Race. That is the uncomfortable subject of Clybourne Park. Nominally a sequel to Lorraine Hansberry’s classic 1959 play, A Raisin in the Sun, Clybourne Park takes place in a Chicago neighborhood that in the late 1950s began to transition from white to black (Raisin’s plot and the first half of Clybourne) and then fifty years later (Clybourne’s Act Two) whites in 2009 are returning via gentrification.
Like to squirm as you guffaw? Then you won’t want to miss this play. Laughs are plentiful all the way through Clybourne Park. If Norris hadn’t underpinned his script with humor, the play’s exploration of racial tension would be nigh unbearable.
Braden Abraham, the Rep’s young Associate Artistic Director, is a maestro at the director’s podium for this play. He has directed several productions at the Rep by now and this is his finest effort to date. The mostly Seattle-based cast is superb. In particular Darragh Kennan (giving nuance to an Archie Bunker-stereotype) and Peter Crook are magnificent. Most of the actors are double-cast, and in ways that deepen resonance, most powerfully with Peter Crook’s two characters.
Often one of the hardest things in playwriting is delivering a satisfying ending. Norris closes his play with a gut-pummeling zinger, one I hadn’t seen coming. (Sorry, no spoiler here; go see the play.)

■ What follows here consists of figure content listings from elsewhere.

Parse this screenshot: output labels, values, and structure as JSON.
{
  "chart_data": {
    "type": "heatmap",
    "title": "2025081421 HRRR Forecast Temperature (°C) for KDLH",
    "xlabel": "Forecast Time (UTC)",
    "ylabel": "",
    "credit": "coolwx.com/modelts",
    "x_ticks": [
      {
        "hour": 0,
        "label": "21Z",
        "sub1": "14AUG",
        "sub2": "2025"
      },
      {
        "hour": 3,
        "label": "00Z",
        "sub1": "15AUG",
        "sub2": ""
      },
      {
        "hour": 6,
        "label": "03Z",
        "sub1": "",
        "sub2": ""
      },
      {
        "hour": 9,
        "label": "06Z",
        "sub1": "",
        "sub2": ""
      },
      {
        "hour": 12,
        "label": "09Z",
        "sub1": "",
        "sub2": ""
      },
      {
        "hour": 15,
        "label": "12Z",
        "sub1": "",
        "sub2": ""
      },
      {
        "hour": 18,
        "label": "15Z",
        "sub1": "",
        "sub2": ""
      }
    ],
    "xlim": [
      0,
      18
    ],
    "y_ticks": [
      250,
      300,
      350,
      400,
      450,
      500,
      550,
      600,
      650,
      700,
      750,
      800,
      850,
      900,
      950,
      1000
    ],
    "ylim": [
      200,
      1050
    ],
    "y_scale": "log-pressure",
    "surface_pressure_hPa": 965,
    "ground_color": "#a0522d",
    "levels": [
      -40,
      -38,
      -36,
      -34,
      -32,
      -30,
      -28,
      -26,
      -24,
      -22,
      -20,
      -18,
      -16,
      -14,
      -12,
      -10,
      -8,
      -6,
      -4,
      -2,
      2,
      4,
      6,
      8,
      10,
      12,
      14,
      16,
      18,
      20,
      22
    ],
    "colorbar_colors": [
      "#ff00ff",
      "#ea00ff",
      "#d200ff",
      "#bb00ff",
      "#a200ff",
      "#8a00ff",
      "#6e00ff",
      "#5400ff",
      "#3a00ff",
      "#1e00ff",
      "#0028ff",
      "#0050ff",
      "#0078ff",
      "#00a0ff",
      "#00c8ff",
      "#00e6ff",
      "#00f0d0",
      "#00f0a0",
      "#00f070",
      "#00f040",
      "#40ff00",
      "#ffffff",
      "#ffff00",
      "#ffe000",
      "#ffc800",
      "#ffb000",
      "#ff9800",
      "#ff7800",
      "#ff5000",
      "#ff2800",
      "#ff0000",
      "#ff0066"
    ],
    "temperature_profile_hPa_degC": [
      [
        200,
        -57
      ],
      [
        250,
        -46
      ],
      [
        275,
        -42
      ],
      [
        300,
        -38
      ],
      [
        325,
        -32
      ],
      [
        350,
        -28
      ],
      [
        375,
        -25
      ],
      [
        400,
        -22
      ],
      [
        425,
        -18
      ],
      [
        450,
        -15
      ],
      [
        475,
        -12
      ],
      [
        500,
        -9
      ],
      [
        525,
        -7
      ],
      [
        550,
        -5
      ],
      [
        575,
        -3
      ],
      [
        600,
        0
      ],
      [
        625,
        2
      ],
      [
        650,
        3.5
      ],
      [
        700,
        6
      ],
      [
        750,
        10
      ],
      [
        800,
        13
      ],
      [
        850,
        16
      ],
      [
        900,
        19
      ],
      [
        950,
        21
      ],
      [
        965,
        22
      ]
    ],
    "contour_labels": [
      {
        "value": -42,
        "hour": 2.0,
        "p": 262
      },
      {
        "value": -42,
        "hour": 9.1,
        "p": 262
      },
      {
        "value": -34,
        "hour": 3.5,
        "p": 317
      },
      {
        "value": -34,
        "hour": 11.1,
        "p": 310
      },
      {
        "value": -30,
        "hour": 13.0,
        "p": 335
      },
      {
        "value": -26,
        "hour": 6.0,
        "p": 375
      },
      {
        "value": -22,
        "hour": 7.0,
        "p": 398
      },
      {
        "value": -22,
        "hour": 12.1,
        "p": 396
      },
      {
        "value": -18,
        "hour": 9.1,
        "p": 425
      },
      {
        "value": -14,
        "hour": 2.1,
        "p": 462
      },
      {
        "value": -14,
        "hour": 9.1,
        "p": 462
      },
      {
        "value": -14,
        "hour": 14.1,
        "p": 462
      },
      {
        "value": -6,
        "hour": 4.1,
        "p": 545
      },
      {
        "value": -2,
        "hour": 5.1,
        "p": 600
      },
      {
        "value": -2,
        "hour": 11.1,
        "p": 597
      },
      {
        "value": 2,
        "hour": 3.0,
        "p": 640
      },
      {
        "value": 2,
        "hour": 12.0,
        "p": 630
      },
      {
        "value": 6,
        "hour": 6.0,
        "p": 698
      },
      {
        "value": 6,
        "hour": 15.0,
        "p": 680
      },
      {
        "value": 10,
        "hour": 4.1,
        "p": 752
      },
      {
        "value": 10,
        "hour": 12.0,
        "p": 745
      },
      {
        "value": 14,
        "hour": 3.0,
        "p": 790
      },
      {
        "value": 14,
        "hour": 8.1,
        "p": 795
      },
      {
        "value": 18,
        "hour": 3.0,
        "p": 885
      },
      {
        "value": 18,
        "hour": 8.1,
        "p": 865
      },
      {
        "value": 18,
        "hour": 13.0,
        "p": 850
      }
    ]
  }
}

The detailed set, designed by Scott Bradley, embeds you in a Chicago home being remodeled in a neighborhood being changed. Costuming, also excellent, was designed by Constanza Romero, who happens to be the widow of the great African-American playwright August Wilson. I suspect Wilson would have welcomed this play.
Even getting the rights to Clybourne Park was a coup for Seattle Rep because it is now running on Broadway, produced by Lincoln Center Theater, and usually writers, agents and producers want plays to conclude their Broadway run before being licensed for regional productions. The Rep tied up the rights two years ago, probably before any commitment had been made for a Broadway production.
The bad news is that Clybourne Park closes this Sunday, May 13. This is one of the finest plays you can see in Seattle this season. Try to catch it. It deserves your attention.

You’re right on! We enjoyed the play immensely – although I was not comfortable with the ending……..felt it didn’t quite fit. But the acting was excellent and the messages important………….love the way you’re supporting Seattle’s good theatre. Hope you’ll have something on the boards soon!!!